I wonder where do you get the cpuMarch value from?

jamesthompson commented 6 years ago

For reference this is my hmatrix derivation:

{ mkDerivation, array, base, binary, blas, bytestring, deepseq
, fetchgit, liblapack, random, semigroups, split, stdenv
, storable-complex, vector, darwin, openblas
}:
mkDerivation {
  pname = "hmatrix";
  version = "0.18.2.0";
  src = fetchgit {
    url = "https://github.com/albertoruiz/hmatrix";
    sha256 = "11wr59wg21rky59j3kkd3ba6aqns9gkh0r1fnhwhn3fp7zfhanqn";
    rev = "d83b17190029c11e3ab8b504e5cdc917f5863120";
  };
  postUnpack = ''
    sourceRoot+=/packages/base;
    echo source root reset to $sourceRoot
  '';
  buildDepends = [ (stdenv.lib.optionals stdenv.isDarwin darwin.apple_sdk.frameworks.Accelerate) ];
  configureFlags = [
    "-fdisable-default-paths"
    "-fopenblas"
  ];
  libraryHaskellDepends = [
    array base binary bytestring deepseq random semigroups split
    storable-complex vector
  ];
  librarySystemDepends = [ openblas liblapack ];
  homepage = "https://github.com/albertoruiz/hmatrix";
  description = "Numeric Linear Algebra";
  license = stdenv.lib.licenses.bsd3;
}

and I'm calling it in my release.nix haskell overrides thus:

hmatrix = pkgs.haskell.lib.enableCabalFlag (pkgs.haskell.lib.enableCabalFlag (haskellPackagesNew.callPackage ./nix/hmatrix.nix { }) "openblas") "disable-default-paths";
idontgetoutmuch commented 6 years ago

Can you post an example bit of Haskell which gives the error? Can you also post which nixpkgs you are using? Maybe you have a nixpkgs.nix like this

import (fetchTarball "https://github.com/nixos/nixpkgs/archive/0d7a0d7572d35526ddf34b6d011b7b88a8904b36.tar.gz")

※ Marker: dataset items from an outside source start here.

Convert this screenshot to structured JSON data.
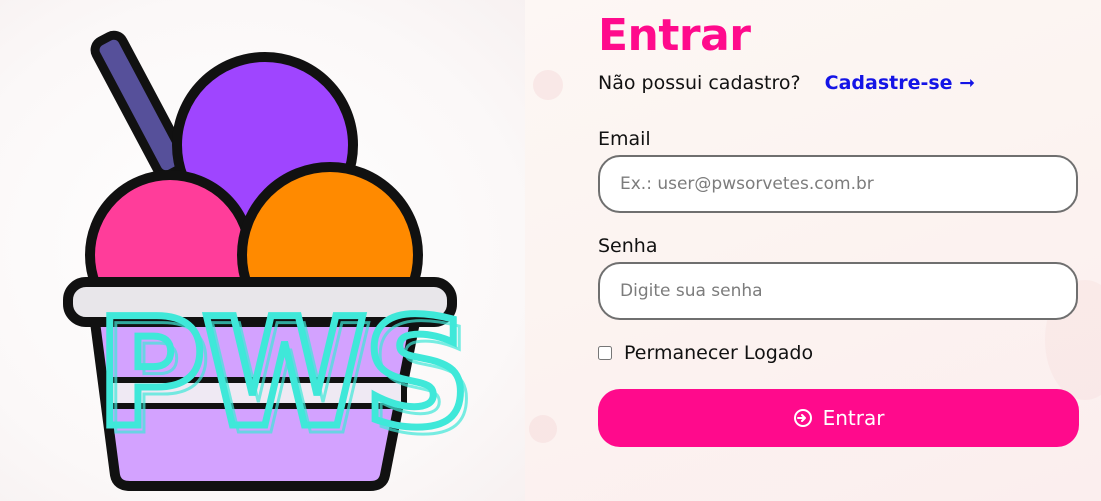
{
  "login": {
    "title": "Entrar",
    "signup_prompt": "Não possui cadastro?",
    "signup_link": "Cadastre-se",
    "signup_arrow": "➞",
    "email_label": "Email",
    "email_placeholder": "Ex.: user@pwsorvetes.com.br",
    "password_label": "Senha",
    "password_placeholder": "Digite sua senha",
    "remember_label": "Permanecer Logado",
    "remember_checked": false,
    "submit_label": "Entrar",
    "submit_icon": "login-icon"
  },
  "logo": {
    "text": "PWS",
    "description_icon": "ice-cream-cup-logo"
  },
  "colors": {
    "accent": "#ff0a8c",
    "link": "#1414e6",
    "scoop_purple": "#9f45ff",
    "scoop_pink": "#ff3d9a",
    "scoop_orange": "#ff8a00",
    "cup": "#d3a2ff",
    "logo_text": "#3fe8d9"
  }
}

With this I can e.g. create a shell.nix like this to ensure I am the same as my co-workers

{ nixpkgs ? import ./nixpkgs.nix {
    # overlays = [
    #   (self: super: {gsl = super.gsl.overrideAttrs (o: {CFLAGS = "-DDEBUG";});})
    # ];
  }
, ghc ? nixpkgs.haskell.compiler.ghc822 }:
nh2 commented 6 years ago

I wonder where do you get the cpuMarch value from?

@jamesthompson Ah, I just pass it in. I have it as an optimisation when I know my machine has a newer architecture, e.g. "haswell". For default Nix purposes, you can just assume or set it to be "x86-64".

nh2 commented 6 years ago

Can you post an example bit of Haskell which gives the error? Can you also post which nixpkgs you are using?

@jamesthompson Yes, I think the best way forward is if you could make a little standalone github repo that has a minimal example in it and shows the error, then I can patch it up like I have it and see if it fixes it.

jamesthompson commented 6 years ago
    I hope to get round to it this weekend. I’m quite busy but I will do my best. Thanks a lot for your help!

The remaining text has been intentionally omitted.